Not too long ago, this newspaper published a response to my article about the HOPE program at the Central Utah Correctional Facility (CUCF). It was written by none other than the executive director of the Utah State Prison — the guy who runs the whole show and is appointed by the governor. We clearly have differing perspectives about the HOPE program. I didn’t read what he wrote and think that he was wrong; I saw someone defending something they care about and believe to be a good and positive thing. With that in mind, I took the opportunity to contact his office and ask for a meeting. Somewhat to my surprise, he welcomed it.

I met with Mike Haddon for three hours. A tremendous amount of ground was covered, but the big takeaway for me was this man was willing to listen and has a desire to make things better. I am uniquely suited to provide insight, but I am not so arrogant as to think I have all the answers or that I understand the big picture. He let me know that officer morale is something he would like to make a major focus, and as you can imagine, when I formulated a list of a dozen things to talk about, officer morale wasn’t on my radar.

The first topic we discussed was the HOPE program. When I went through the program back in 2015, inmates were heavily coerced into “volunteering” for the program. When we were selected to go to the HOPE program, we were walked into a classroom and sat at desks and then told to sign a paper. Those who did not sign the paper to volunteer were literally put into handcuffs and sent to “the hole.” After a month of refusal, one would get let back into population, but that inmate would be locked in his cell after 9:30 a.m. for the duration of his incarceration and would not be able to order regular commissary. This had the desired outcome in that almost no one was willing to say no. The consequence was that inmates who were forced to participate ruined the program for those who might have wanted to be there and were trying to improve themselves.

Mike told me that, to his knowledge, this is no longer the case. He said he would double check to make sure the program is completely voluntary and asked me to let him know if I hear otherwise. This is only one small thing, but it tells me his focus is about making things better. I cynically did not think there was any chance of it becoming voluntary because the government gives additional money to the prison for inmates who go through that program. I figured money would be the driving force. I was wrong.

The biggest issue I wanted to talk about was the Inmate Placement Program, or IPP. This is where inmates in the prison are sent to different county jails throughout the state to do their time. Mike and I both agree it is a tragedy when good inmates — ones who are involved with programming or school and making positive use of their time — get sent to county jails that just warehouse them.

He let me know that program is not going anywhere soon and the reason is bed space. The Utah Department of Corrections relies on these counties for bed space and the counties rely on the prison to help fund the jails and use the program as a source of revenue for the county. The counties make money by housing inmates for a standard rate and then spending less because they are not required to meet the same standard of opportunities and amenities the prison does.

The worst part is the county jails get the minimum security inmates — the inmates who are trouble-free.
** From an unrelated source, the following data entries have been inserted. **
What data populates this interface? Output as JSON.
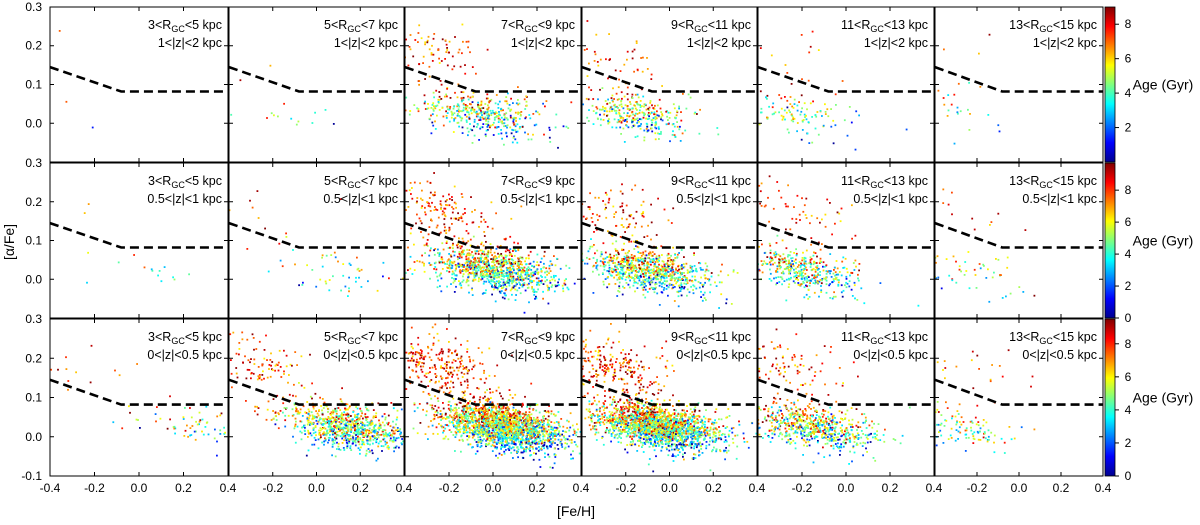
{
  "chart_data": {
    "type": "scatter",
    "description_units": "[Fe/H] on x, [alpha/Fe] on y, color = Age (Gyr)",
    "xlabel": "[Fe/H]",
    "ylabel": "[α/Fe]",
    "xlim": [
      -0.4,
      0.4
    ],
    "ylim": [
      -0.1,
      0.3
    ],
    "x_ticks": [
      "-0.4",
      "-0.2",
      "0.0",
      "0.2",
      "0.4"
    ],
    "y_ticks": [
      "-0.1",
      "0.0",
      "0.1",
      "0.2",
      "0.3"
    ],
    "colorbar": {
      "label": "Age (Gyr)",
      "rows": [
        {
          "vmin": 0,
          "vmax": 9,
          "ticks": [
            "2",
            "4",
            "6",
            "8"
          ]
        },
        {
          "vmin": 0,
          "vmax": 9.7,
          "ticks": [
            "0",
            "2",
            "4",
            "6",
            "8"
          ]
        },
        {
          "vmin": 0,
          "vmax": 9.5,
          "ticks": [
            "0",
            "2",
            "4",
            "6",
            "8"
          ]
        }
      ]
    },
    "columns": [
      {
        "r_min": 3,
        "r_max": 5,
        "r_unit": "kpc",
        "subscript": "GC"
      },
      {
        "r_min": 5,
        "r_max": 7,
        "r_unit": "kpc",
        "subscript": "GC"
      },
      {
        "r_min": 7,
        "r_max": 9,
        "r_unit": "kpc",
        "subscript": "GC"
      },
      {
        "r_min": 9,
        "r_max": 11,
        "r_unit": "kpc",
        "subscript": "GC"
      },
      {
        "r_min": 11,
        "r_max": 13,
        "r_unit": "kpc",
        "subscript": "GC"
      },
      {
        "r_min": 13,
        "r_max": 15,
        "r_unit": "kpc",
        "subscript": "GC"
      }
    ],
    "rows": [
      {
        "z_label": "1<|z|<2 kpc"
      },
      {
        "z_label": "0.5<|z|<1 kpc"
      },
      {
        "z_label": "0<|z|<0.5 kpc"
      }
    ],
    "dashed_line": [
      [
        -0.4,
        0.145
      ],
      [
        -0.08,
        0.082
      ],
      [
        0.4,
        0.082
      ]
    ],
    "panel_density": [
      [
        8,
        28,
        900,
        700,
        250,
        50
      ],
      [
        30,
        110,
        2200,
        1700,
        900,
        120
      ],
      [
        150,
        1800,
        4200,
        4000,
        1400,
        280
      ]
    ],
    "panel_feh_center": [
      [
        -0.2,
        -0.15,
        -0.05,
        -0.15,
        -0.25,
        -0.25
      ],
      [
        0.05,
        0.05,
        0.0,
        -0.1,
        -0.2,
        -0.25
      ],
      [
        0.25,
        0.15,
        0.05,
        -0.05,
        -0.15,
        -0.3
      ]
    ]
  },
  "panels_text": [
    [
      {
        "r": "3<R",
        "r2": "<5 kpc",
        "z": "1<|z|<2 kpc"
      },
      {
        "r": "5<R",
        "r2": "<7 kpc",
        "z": "1<|z|<2 kpc"
      },
      {
        "r": "7<R",
        "r2": "<9 kpc",
        "z": "1<|z|<2 kpc"
      },
      {
        "r": "9<R",
        "r2": "<11 kpc",
        "z": "1<|z|<2 kpc"
      },
      {
        "r": "11<R",
        "r2": "<13 kpc",
        "z": "1<|z|<2 kpc"
      },
      {
        "r": "13<R",
        "r2": "<15 kpc",
        "z": "1<|z|<2 kpc"
      }
    ],
    [
      {
        "r": "3<R",
        "r2": "<5 kpc",
        "z": "0.5<|z|<1 kpc"
      },
      {
        "r": "5<R",
        "r2": "<7 kpc",
        "z": "0.5<|z|<1 kpc"
      },
      {
        "r": "7<R",
        "r2": "<9 kpc",
        "z": "0.5<|z|<1 kpc"
      },
      {
        "r": "9<R",
        "r2": "<11 kpc",
        "z": "0.5<|z|<1 kpc"
      },
      {
        "r": "11<R",
        "r2": "<13 kpc",
        "z": "0.5<|z|<1 kpc"
      },
      {
        "r": "13<R",
        "r2": "<15 kpc",
        "z": "0.5<|z|<1 kpc"
      }
    ],
    [
      {
        "r": "3<R",
        "r2": "<5 kpc",
        "z": "0<|z|<0.5 kpc"
      },
      {
        "r": "5<R",
        "r2": "<7 kpc",
        "z": "0<|z|<0.5 kpc"
      },
      {
        "r": "7<R",
        "r2": "<9 kpc",
        "z": "0<|z|<0.5 kpc"
      },
      {
        "r": "9<R",
        "r2": "<11 kpc",
        "z": "0<|z|<0.5 kpc"
      },
      {
        "r": "11<R",
        "r2": "<13 kpc",
        "z": "0<|z|<0.5 kpc"
      },
      {
        "r": "13<R",
        "r2": "<15 kpc",
        "z": "0<|z|<0.5 kpc"
      }
    ]
  ],
  "subscript_text": "GC",
  "colors": {
    "jet": [
      "#00008f",
      "#0000ff",
      "#00ffff",
      "#7fff7f",
      "#ffff00",
      "#ff0000",
      "#800000"
    ]
  }
}
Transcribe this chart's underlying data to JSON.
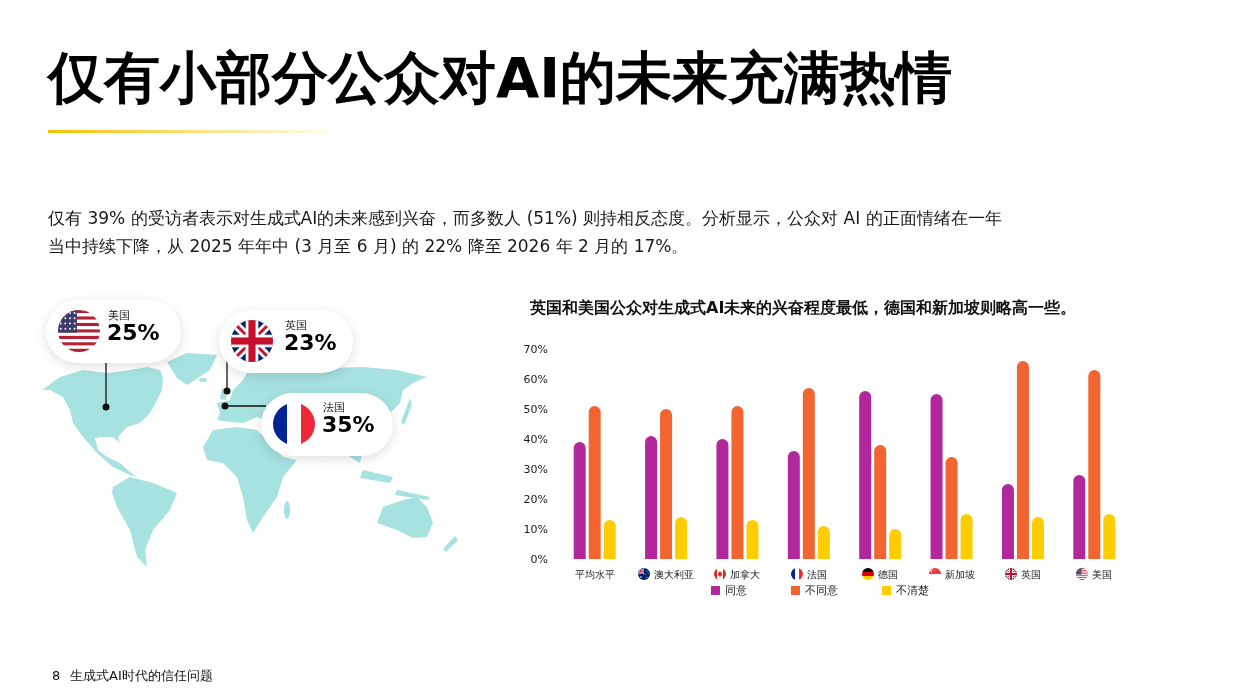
{
  "chart_data": [
    {
      "type": "other",
      "title": "仅有小部分公众对AI的未来充满热情",
      "subtitle": "仅有 39% 的受访者表示对生成式AI的未来感到兴奋，而多数人 (51%) 则持相反态度。分析显示，公众对 AI 的正面情绪在一年当中持续下降，从 2025 年年中 (3 月至 6 月) 的 22% 降至 2026 年 2 月的 17%。",
      "annotations": [
        "美国",
        "25%",
        "英国",
        "23%",
        "法国",
        "35%",
        "8",
        "生成式AI时代的信任问题"
      ]
    },
    {
      "type": "bar",
      "title": "英国和美国公众对生成式AI未来的兴奋程度最低，德国和新加坡则略高一些。",
      "categories": [
        "平均水平",
        "澳大利亚",
        "加拿大",
        "法国",
        "德国",
        "新加坡",
        "英国",
        "美国"
      ],
      "series": [
        {
          "name": "同意",
          "color": "#b3279d",
          "values": [
            39,
            41,
            40,
            36,
            56,
            55,
            25,
            28
          ]
        },
        {
          "name": "不同意",
          "color": "#f26430",
          "values": [
            51,
            50,
            51,
            57,
            38,
            34,
            66,
            63
          ]
        },
        {
          "name": "不清楚",
          "color": "#ffcc00",
          "values": [
            13,
            14,
            13,
            11,
            10,
            15,
            14,
            15
          ]
        }
      ],
      "ylim": [
        0,
        70
      ],
      "yticks": [
        {
          "value": 0,
          "label": "0%"
        },
        {
          "value": 10,
          "label": "10%"
        },
        {
          "value": 20,
          "label": "20%"
        },
        {
          "value": 30,
          "label": "30%"
        },
        {
          "value": 40,
          "label": "40%"
        },
        {
          "value": 50,
          "label": "50%"
        },
        {
          "value": 60,
          "label": "60%"
        },
        {
          "value": 70,
          "label": "70%"
        }
      ],
      "legend": "bottom"
    }
  ]
}
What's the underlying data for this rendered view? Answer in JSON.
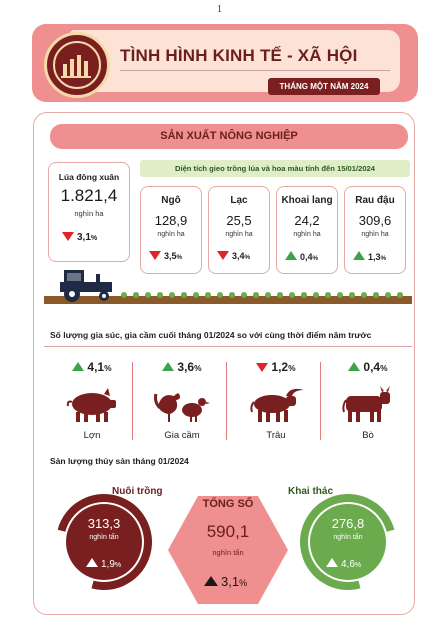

In my opinion, it’s a bad marriage. Unfortunately, in this case, it sounds like divorce is not an option.

We talked about so much more, and while I might not have made much of a difference, I would like to report where I think I did. I told Mike that, in my opinion, the uPrep program down in CUCF was the best program the Utah Department of Corrections has. It’s been slowly cut down and almost dismantled. I suggested to Mike he should have a one-on-one conversation with the principal at CUCF, and so he did. Not only did the principal get invited to visit Mike in Draper, but it gave me great satisfaction when I was talking to my old cellie over the phone and he somewhat excitedly reported, “Director Haddon came and visited Gunnison and checked out the education department.”

Mike didn’t make me many promises, but he clearly listened and is doing his own research. I respect that. We have a number of different opinions. He sees things from the top down, while I only have my experiences to go off of. Still, I was encouraged that he took the time to meet with me and even more so after I heard he talked to the principal. At the end of the day, we all want the same thing. We want prisoners to get the help they need so they can get out and become productive members of society rather than reoffend and victimize others.

Brian Wood, of Layton, pleaded guilty to nine felony charges for offenses from 2011 to 2014, including counts of burglary, drug possession and prescription fraud. He served four years in the Utah State prison system before being released on parole on Jan. 2, 2018.